Butterflow Normalized Event Model

This document describes the canonical event schema that all framework adapters map into. The schema is intentionally small and stable; framework-specific details belong in the raw escape-hatch field.

Design Principles

  1. Small surface area — only fields that are meaningful across all supported frameworks are first-class citizens.
  2. Stable identifiersevent_type, run_id, and adapter_id are required on every event.
  3. Extensibility — the raw dict carries adapter-specific payloads. Expectations MUST NOT depend on raw; it exists for debugging and future adapters only.
  4. JSON-native — every event round-trips through json.dumps / json.loads losslessly for core fields.

Event Types

Lifecycle

Event When emitted Key fields
RunStarted Run begins
RunCompleted Run ends successfully
RunFailed Run ends with an error error: str
InputReceived User input arrives content: str
MessageSent Message dispatched (e.g. to LLM) content: str, role: str

Agent orchestration

Event When emitted Key fields
AgentSelected An agent is chosen for the next step agent_name: str
AgentDelegated Work is handed to another agent agent_name: str

Tool use

Event When emitted Key fields
ToolCalled A tool is invoked tool_name: str, args: dict
ToolReturned A tool returns tool_name: str, result: Any

State & artifacts

Event When emitted Key fields
StateUpdated Internal state changes key: str, value: Any
ArtifactCreated A file/image/etc. is produced name: str, content: str, mime_type: str
JudgeEvaluated An evaluator produces a score score: float | int | None, reason: str

Model telemetry

Event When emitted Key fields
ModelRequestCaptured An LLM request is captured model: str, messages: list[dict], token_count: int | None
ModelResponseReceived An LLM response arrives model: str, content: str, token_count: int | None

token_count is optional metadata intended for future planner use (cost estimation, context-window tracking, etc.).

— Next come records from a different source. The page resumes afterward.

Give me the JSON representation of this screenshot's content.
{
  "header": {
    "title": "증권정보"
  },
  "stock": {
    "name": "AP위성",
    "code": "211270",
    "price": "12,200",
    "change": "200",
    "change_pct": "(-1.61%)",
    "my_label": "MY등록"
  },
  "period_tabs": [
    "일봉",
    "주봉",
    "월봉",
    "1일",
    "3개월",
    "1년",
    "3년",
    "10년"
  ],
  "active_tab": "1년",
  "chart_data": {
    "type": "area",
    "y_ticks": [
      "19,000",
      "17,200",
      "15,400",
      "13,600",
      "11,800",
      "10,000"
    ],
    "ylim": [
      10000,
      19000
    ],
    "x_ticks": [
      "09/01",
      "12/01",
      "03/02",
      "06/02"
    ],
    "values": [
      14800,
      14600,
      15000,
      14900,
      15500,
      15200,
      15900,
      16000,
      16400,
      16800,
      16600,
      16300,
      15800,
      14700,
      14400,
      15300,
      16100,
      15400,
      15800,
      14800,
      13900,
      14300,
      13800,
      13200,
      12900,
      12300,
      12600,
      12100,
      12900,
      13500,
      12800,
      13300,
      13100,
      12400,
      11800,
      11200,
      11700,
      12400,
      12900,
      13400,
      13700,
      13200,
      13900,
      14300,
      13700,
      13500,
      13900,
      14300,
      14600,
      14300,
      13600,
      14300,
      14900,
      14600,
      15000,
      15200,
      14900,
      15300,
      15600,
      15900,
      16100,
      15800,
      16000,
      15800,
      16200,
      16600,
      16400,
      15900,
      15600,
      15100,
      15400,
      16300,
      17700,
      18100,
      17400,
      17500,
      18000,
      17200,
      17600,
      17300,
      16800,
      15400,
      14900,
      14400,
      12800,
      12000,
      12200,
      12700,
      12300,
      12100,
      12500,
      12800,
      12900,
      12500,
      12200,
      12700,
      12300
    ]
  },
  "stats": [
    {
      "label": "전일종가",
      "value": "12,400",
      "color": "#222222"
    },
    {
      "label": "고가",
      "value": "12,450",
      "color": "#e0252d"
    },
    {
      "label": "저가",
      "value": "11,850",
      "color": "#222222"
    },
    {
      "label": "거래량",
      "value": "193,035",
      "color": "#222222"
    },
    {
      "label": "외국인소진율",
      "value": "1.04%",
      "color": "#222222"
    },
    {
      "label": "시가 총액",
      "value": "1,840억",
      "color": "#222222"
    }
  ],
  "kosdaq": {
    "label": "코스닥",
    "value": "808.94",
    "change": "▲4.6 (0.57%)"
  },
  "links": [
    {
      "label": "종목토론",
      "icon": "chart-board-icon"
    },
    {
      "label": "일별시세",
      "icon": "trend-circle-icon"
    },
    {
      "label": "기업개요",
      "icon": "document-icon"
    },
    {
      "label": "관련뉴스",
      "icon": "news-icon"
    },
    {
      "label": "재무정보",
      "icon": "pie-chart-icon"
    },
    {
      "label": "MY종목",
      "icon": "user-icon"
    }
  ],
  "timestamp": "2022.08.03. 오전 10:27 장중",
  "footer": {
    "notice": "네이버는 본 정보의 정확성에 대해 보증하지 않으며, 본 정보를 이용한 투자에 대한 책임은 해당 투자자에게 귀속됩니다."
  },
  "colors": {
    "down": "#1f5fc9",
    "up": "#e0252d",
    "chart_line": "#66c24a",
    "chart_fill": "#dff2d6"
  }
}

Universal vs. Framework-Specific vs. Adapter Metadata

Universal fields (guaranteed on every event)

Framework-specific data

Anything that does not fit the normalized schema (e.g. LangChain RunnableConfig, OpenAI response_format, CrewAI task_output) is placed in the raw dict. Adapters are free to populate raw as needed, but expectations must ignore it.

Adapter metadata

Adapters may add their own metadata to raw for debugging:

{
  "event_type": "ToolCalled",
  "run_id": "r-123",
  "adapter_id": "langchain",
  "tool_name": "search",
  "args": {"q": "weather"},
  "raw": {
    "_adapter_version": "1.2.3",
    "_source_file": "agent.py:42"
  }
}

Serialization

All events are dataclass instances. Use the helper functions in butterflow.event for round-tripping:

from butterflow.event import event_to_dict, event_from_dict, ToolCalled

event = ToolCalled(run_id="r1", adapter_id="py", tool_name="echo", args={"msg": "hi"})
d = event_to_dict(event)
restored = event_from_dict(d)
assert restored.tool_name == "echo"

Core fields are guaranteed to survive serialization. The result and value fields (typed as Any) may lose type fidelity through JSON but will retain structure for JSON-serializable values.

Known Framework Mapping Constraints

Framework Mapping notes
LangChain / LangGraph AgentSelected maps to graph node entry; ToolCalled maps to ToolMessage with name and args extracted from additional_kwargs.
CrewAI Tasks map to AgentDelegated; tools map directly to ToolCalled. CrewAI does not expose per-request token counts natively, so ModelRequestCaptured.token_count may be None.
AutoGen Agent hand-offs emit AgentSelected; tool invocations emit ToolCalled. Group-chat broadcasts may produce multiple MessageSent events.
OpenAI Agents SDK agent.run spans map to RunStartedRunCompleted. Tool calls are extracted from the required_action payload.
Python harness Synthetic; emits all event types directly. Used for unit tests and deterministic scenarios.